5. A hairdryer – 500 Watts, 4 Amps.

Wattage total: 3450

Amp total: 20

Therefore, in theory, you’d need enough solar panels to deliver 3500 Watts and a 20 amp current to run all of these at once. The likelihood of running all of these simultaneously is low, and it would be costly to create a system to produce this kind of power. Just for the solar panels alone, you’d be looking in the thousands of pounds price range.

A smarter way of designing a system is thinking about what you are likely to have running simultaneously and then build a system with enough wattage to cover this comfortably.

For example, the fridge will always be running, so that’s 50 Watts. Along with a laptop and phone charger that’s another 150 Watts. Then you may use the microwave now and again at 800 Watts, giving you a 1000W total. Factoring in some additional capacity, let’s say 20%, you could make the total 1200 Watts.

Whatever number you end up with is what wattage your panels need to total to run everything you need.

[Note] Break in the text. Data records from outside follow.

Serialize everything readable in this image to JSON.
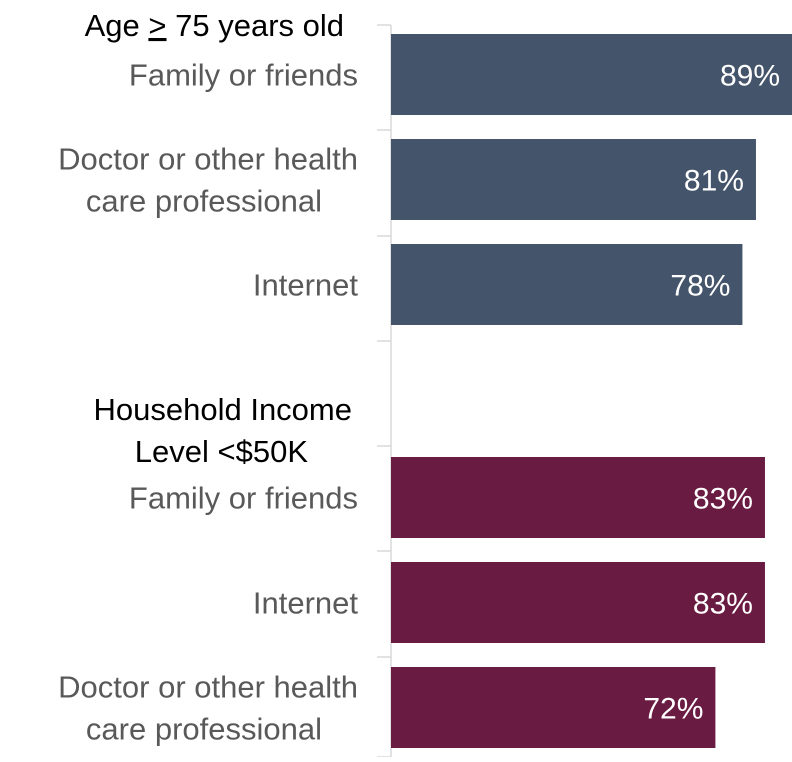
{
  "chart_data": {
    "type": "bar",
    "orientation": "horizontal",
    "xlim": [
      0,
      89
    ],
    "value_suffix": "%",
    "grid": false,
    "legend": "none",
    "groups": [
      {
        "title_prefix": "Age ",
        "title_ge_symbol": ">",
        "title_suffix": " 75 years old",
        "title": "Age ≥ 75 years old",
        "color": "#44546a",
        "items": [
          {
            "category": [
              "Family or friends"
            ],
            "value": 89,
            "label": "89%"
          },
          {
            "category": [
              "Doctor or other health",
              "care professional"
            ],
            "value": 81,
            "label": "81%"
          },
          {
            "category": [
              "Internet"
            ],
            "value": 78,
            "label": "78%"
          }
        ]
      },
      {
        "title_lines": [
          "Household Income",
          "Level <$50K"
        ],
        "color": "#6a1b42",
        "items": [
          {
            "category": [
              "Family or friends"
            ],
            "value": 83,
            "label": "83%"
          },
          {
            "category": [
              "Internet"
            ],
            "value": 83,
            "label": "83%"
          },
          {
            "category": [
              "Doctor or other health",
              "care professional"
            ],
            "value": 72,
            "label": "72%"
          }
        ]
      }
    ]
  }
}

The simple reality is the more power you use; the more solar panels will be needed.

Solar snag ups

In theory, the above system will deliver whatever power output its max capacity is. The reality is several factors are likely to affect this. Solar panels aren’t 100% efficient, so it’s normal for them to lose capacity over time.  Take a standard 100W solar panel. It may only be able to produce 95W (a 5% reduction).

The second issue is the most obvious and is down to the sun. It would help if you had good sunlight to power the system in the first place. Therefore if you are camping in California in the middle of summer, your sun supply is likely to be plenty.

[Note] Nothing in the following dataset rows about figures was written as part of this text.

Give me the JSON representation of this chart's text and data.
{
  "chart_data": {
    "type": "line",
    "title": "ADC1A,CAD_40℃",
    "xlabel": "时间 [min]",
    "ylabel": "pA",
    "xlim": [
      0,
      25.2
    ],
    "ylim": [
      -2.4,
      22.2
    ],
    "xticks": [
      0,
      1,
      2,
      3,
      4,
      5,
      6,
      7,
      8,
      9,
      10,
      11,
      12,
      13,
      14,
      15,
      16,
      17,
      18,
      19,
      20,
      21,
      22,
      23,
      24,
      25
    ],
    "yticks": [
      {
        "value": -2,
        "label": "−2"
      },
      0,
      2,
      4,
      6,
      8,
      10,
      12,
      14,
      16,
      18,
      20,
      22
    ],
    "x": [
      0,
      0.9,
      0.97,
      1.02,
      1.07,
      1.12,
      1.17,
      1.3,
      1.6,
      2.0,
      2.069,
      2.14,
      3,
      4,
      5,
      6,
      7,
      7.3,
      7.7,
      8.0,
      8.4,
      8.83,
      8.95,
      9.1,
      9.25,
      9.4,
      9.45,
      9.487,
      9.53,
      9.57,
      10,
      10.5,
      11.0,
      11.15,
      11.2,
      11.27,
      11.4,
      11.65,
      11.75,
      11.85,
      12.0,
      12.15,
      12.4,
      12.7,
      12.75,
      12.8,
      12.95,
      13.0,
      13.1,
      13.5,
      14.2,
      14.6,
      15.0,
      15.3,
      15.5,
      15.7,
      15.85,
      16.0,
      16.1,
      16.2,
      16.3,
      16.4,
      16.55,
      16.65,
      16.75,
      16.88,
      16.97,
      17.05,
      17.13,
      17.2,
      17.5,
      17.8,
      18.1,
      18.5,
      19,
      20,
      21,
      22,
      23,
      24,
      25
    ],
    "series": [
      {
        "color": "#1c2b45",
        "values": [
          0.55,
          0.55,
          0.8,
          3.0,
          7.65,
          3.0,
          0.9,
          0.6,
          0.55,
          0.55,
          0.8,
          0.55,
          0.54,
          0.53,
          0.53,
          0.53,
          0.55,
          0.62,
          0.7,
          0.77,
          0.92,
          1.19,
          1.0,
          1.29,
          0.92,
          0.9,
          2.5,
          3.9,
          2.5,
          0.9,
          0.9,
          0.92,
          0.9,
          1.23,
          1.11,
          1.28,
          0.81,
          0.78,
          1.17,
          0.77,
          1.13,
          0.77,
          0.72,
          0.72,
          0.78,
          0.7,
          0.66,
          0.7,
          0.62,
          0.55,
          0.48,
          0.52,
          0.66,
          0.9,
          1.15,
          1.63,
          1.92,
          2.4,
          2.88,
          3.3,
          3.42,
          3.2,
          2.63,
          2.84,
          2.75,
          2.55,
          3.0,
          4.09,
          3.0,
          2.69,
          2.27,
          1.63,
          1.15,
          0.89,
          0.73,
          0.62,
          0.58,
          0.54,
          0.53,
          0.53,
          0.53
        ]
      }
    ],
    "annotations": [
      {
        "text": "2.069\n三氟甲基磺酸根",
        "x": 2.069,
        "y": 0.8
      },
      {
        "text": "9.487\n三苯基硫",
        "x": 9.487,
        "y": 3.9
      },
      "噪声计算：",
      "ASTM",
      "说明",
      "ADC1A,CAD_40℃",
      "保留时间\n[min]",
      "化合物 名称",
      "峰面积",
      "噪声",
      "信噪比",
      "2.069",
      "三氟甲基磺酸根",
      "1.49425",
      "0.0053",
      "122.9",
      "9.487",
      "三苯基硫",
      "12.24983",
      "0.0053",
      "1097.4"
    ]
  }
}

Contrasted with winter in Scotland, where the sun may never be out. An increasing amount of RV owners put their solar panels on adjustable roof panels, which lift to 90 degrees. This way, you can maximise the sun they get.

Another prevalent issue involves unknown damage and dirty solar panels. As they are on the roof without access to a roof rail, they can go unchecked. This can cause problems, Such as they might get covered in bird poo, reducing the surface area of solar.

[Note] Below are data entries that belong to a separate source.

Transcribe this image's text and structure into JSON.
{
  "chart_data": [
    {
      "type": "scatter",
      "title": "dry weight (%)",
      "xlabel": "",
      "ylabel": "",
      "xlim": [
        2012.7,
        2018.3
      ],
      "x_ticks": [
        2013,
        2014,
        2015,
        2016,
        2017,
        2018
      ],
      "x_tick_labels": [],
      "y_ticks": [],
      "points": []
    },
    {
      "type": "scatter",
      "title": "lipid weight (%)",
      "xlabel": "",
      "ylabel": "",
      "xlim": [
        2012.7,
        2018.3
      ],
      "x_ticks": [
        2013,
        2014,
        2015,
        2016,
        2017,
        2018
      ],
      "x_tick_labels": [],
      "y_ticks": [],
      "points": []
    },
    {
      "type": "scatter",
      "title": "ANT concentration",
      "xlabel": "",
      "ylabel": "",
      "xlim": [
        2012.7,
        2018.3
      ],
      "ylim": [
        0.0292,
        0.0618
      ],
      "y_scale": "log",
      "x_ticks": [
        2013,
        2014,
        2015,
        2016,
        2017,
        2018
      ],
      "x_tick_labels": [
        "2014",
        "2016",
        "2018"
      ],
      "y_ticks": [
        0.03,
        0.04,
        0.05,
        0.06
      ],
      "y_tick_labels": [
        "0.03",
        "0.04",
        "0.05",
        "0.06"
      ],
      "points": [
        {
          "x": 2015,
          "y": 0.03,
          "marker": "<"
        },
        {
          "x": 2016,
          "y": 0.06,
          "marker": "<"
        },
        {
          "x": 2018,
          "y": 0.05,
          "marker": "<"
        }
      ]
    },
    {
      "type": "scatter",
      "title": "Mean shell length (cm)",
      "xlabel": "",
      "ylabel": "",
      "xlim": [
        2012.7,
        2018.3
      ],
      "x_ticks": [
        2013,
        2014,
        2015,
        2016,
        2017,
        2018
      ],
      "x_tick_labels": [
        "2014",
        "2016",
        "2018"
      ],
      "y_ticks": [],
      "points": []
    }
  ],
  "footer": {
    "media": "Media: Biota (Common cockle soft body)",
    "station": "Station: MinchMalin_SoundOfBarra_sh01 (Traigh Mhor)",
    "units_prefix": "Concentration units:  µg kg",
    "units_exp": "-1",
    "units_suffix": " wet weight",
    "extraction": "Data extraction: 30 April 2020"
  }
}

In some, cases after winter storage, they can get mouldy. In some unlucky instances, they can fall off due to a bad DIY job. Some do get stolen due to their high cost.

Like any product, solar panels and the system needs regular maintenance. Before every trip, it’s smart to give the system a test and a once over. Checking cable connections, cleaning the panels and running appliances.

How much solar power do I need for my RV

In conclusion, the move towards solar not only benefits you but the environment. You are harvesting an unlimited energy source. It can allow you to really get off the grid with all the comforts you’d find in a house. It’s this freedom that the nomadic campers and nature lovers can really benefit from.

There is plenty of DIY tutorials on Youtube which can help you built your own solar system. In addition to this, numerous camper conversion companies could do this. I hope this article has given you a good overview of solar energy and a good start point to go about creating your own system.